O número termina com a secção Varia onde se apresenta uma relação detalhada sobre evocações da revolução com base nas fontes documentais do acervo do Arquivo Municipal de Lisboa, «Revolução Liberal: relação circunstanciada de testemunhos evocativos (18209-1823)», por Adelaide Brochado.
E uma inventariação, por Álvaro Costa de Matos, dos acontecimentos revolucionários cobertos pela Gazeta de Lisboa, «A Gazeta de Lisboa e a Revolução Liberal de 24 de Agosto de 1820: ensaio de formalização concreta», a sua mediação jornalística e as repercussões políticas na formação da opinião pública, acompanhadas com a reprodução de várias alegorias, textos transcritos e capas representativas das edições daquela publicação.
A fechar o número temos, ainda, duas recensões de José Guilherme Victorino e António Pedro Manique sobre, respetivamente, a Sociedade Propaganda de Portugal, de Pedro Cerdeira, e a historiografia política e cultural na época do visconde de Santarém, volume coletivo coordenado por Daniel Estudante Protásio.

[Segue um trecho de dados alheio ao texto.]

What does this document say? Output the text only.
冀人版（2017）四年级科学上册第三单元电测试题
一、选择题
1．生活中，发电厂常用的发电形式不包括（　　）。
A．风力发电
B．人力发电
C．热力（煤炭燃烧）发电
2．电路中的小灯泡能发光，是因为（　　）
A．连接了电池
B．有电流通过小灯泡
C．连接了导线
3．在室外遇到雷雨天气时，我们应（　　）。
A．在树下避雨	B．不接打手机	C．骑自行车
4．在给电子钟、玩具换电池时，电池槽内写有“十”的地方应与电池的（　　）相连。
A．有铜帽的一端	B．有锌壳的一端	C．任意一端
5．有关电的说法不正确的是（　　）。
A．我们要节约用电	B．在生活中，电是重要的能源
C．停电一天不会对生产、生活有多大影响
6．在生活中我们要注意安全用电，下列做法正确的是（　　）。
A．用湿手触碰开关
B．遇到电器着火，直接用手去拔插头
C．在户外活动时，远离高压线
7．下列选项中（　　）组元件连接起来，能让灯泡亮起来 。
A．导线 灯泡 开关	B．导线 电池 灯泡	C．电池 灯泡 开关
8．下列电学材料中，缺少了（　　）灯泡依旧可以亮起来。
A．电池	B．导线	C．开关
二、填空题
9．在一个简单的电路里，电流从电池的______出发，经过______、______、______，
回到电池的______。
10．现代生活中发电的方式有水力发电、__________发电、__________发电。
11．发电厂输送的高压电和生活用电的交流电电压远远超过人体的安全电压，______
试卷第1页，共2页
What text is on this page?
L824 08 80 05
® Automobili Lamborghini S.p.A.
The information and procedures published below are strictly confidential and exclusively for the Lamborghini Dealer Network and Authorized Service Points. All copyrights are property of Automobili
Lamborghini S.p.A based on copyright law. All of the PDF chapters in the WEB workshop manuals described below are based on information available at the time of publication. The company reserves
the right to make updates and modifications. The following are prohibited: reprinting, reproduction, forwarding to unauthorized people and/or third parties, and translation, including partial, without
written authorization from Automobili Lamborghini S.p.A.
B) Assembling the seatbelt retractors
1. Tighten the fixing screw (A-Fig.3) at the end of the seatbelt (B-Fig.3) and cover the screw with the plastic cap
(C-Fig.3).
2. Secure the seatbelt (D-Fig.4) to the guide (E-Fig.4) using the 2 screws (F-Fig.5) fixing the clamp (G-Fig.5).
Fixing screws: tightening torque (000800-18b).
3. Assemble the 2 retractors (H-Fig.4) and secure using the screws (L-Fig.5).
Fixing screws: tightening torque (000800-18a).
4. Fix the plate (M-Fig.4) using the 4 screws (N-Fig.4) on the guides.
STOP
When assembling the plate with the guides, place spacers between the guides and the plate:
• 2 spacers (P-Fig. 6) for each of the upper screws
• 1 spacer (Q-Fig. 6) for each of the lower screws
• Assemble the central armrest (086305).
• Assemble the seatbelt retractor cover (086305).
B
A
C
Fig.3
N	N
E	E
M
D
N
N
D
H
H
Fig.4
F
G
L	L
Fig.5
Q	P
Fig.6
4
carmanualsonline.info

O leitor, desde o especialista do século XIX até ao estudante de licenciatura passando pelo que aprecia a história mais recente, encontrará, estou certo, nestes dois volumes, conhecimento e matéria de reflexão para abordar com novidades a revolução vintista e o regime da monarquia constitucional.
Em nome de todos que fizeram os números 14 e 15 dos Cadernos do Arquivo Municipal, desejo o maior proveito na leitura dos seus textos, ficando-nos a satisfação por termos cumprido, tanto quanto soubemos fazê-lo, a evocação da Revolução de 1820 e o consequente regime liberal.